Mereka menginvestasikan diri mereka dalam sekolah sementara saya mulai
menginvestasikan diri saya dalam gereja ayah kami. Jalan kami sungguh bertolak
belakang.
Mendapat panggilan waktu berusia 10 tahun
Saat itu saya berusia sepuluh tahun.
Waktu itulah saya menerima panggilan saya sebagai Misionaris ke Afrika. Saat
saya memasuki masa remaja, saya sungguh menganggap serius akan panggilan ini.
Kakak-kakak saya termasuk Jurgen, sungguh-sungguh berusah menentang saya.
Mereka mulai secara terbuka mulai menghina hubungan saya dengan Tuhan.
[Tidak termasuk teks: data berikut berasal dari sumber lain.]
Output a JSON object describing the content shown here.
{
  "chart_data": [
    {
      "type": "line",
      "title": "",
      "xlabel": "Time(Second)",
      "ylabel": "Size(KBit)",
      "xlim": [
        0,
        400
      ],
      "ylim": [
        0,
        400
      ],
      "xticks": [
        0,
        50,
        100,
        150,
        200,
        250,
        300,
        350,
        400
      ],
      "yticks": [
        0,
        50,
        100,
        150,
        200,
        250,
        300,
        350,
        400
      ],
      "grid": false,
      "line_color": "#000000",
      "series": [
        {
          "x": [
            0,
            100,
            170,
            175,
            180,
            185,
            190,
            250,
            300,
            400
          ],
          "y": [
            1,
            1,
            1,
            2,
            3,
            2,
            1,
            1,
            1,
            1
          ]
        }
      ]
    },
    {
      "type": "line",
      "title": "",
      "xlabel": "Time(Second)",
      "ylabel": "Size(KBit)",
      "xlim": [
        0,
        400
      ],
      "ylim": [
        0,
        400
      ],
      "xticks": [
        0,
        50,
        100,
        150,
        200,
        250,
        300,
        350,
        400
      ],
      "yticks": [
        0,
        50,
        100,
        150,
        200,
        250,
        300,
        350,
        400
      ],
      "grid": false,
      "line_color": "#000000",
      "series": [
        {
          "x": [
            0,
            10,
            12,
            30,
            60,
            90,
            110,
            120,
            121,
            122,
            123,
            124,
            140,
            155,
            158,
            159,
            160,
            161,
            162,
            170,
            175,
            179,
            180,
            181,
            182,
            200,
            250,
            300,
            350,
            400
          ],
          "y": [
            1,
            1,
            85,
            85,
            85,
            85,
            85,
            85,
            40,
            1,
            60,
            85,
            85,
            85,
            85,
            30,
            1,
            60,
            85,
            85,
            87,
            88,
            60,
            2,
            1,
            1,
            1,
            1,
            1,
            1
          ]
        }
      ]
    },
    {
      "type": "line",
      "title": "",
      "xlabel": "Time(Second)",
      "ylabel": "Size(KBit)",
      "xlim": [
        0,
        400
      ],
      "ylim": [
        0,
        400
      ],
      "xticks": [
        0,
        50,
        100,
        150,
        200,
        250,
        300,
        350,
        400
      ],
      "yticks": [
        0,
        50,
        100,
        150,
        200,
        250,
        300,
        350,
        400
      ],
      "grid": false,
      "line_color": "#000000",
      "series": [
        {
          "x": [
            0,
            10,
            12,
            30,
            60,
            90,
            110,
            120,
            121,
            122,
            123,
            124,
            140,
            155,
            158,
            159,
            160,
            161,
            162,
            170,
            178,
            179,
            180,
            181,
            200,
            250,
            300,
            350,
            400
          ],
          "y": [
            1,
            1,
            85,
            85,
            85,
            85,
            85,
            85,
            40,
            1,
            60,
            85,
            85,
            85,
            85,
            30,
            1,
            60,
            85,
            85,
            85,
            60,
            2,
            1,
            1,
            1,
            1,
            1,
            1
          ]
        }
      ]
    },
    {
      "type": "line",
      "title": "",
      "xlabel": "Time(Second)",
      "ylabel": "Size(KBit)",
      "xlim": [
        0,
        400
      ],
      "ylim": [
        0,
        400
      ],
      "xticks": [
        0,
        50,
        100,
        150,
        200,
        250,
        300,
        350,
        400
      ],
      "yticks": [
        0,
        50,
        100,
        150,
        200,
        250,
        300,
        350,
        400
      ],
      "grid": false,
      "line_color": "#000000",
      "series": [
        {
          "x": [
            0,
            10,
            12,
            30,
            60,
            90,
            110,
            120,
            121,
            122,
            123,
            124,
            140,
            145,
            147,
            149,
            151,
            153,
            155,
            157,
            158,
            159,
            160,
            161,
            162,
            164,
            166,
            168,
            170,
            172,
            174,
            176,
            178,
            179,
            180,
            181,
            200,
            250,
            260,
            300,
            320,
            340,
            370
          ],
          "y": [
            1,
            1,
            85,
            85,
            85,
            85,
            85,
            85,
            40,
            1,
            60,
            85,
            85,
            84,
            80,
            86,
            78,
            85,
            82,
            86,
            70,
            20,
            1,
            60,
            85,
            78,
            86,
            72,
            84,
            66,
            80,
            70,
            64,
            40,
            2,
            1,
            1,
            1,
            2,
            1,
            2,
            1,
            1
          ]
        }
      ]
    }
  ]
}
Berhasil dalam bidang mereka masing-masing
Kakak-kakak saya masuk universitas
yang bagus. Mereka membaktikan diri mereka dengan begitu giat bisa menguasai
bidang pilihan mereka masing-masing di dunia akademis. Jurgen menjadi seorang
Insinyur kimia yang sangat dihormati. Kakak-kakak saya menertawai pilihan saya
untuk masuk ke sekolah Alkitab yang menurut mereka adalah rendahan. Mereka
semua, termasuk Felicitas yang tetap setia kepada Tuhan, memperoleh gelas
sarjana S-3 dalam bidang kedokteran dan ilmu pengetahuan lainnya sementara saya
sendiri mengawali karya misionaris saya yang sederhana dengan Anni di Lesotho,
Afrika.
Kunjungan ke rumah kakak saya
Rumah Jurgen telah menjadi tempat
yang bagi saya paling tidak ingin saya kunjungi. Ia telah menikah dengan
seorang wanita yang bekerja sebagai sekretaris, yang menganggap dirinya sendiri
sangat pandai. Iman Kristen baginya adalah suatu yang patut siolok-olok dan
diserang. Ia tetap bermusuhan dengan Injil. Ketika saya berkunjung, ia biasanya
akan menjadi agresif, tanpa henti akan menantang saya untuk menjawab
pertanyaan-pertanyaan tentang kegagalan dari iman Kristen. Ia menyerang saya
begitu rupa sehingga Jurgen menjadi malu sendiri akan istrinya. Saya bisa
merasakannya bahwa Jurgen mengasihi saya sebagai adiknya, walaupun ia memandang
rendah pelayanan saya. Ia bisa dengan halus menentang saya, namun tidak ingin
konflik itu menjadi terlalu sengit.
Ketika mengunjungi rumah Jurgen, dan
semua rumah kakak-kakak saya yang lainnya, saya mengambil pendekatan “Jawaban
yang lemah lembut merendahkan amarah”. Saya berhenti membicarakan hal-hal yang
saya tahu akan membangkitkan emosi mereka. Sebaliknya, saya membicarakan
bahan-bahan obrolan yang lebih umum, dan saya menuangkan lebih banyak waktu dan
energi saya untuk mendengarkan karena kami semua sama-sama melewati masa kecil
yang dipenuhi injil, saya percaya bahwa saya akan memenangkan mereka dengan
sikap manis, bukan dengan konfrotasi. Pendekatan ini telah membuahkan hasil.
Reuni Keluarga
Kakak-kakak saya dan saya sendiri,
termasuk Jurgen dan istrinya, berkumpul bersama dipertengahan tahun 1980-an
untuk suatu reuni keluarga. Setiap hari pada waktu jam makan kami akan duduk
disebuah meja panjang dan ngobrol bersama.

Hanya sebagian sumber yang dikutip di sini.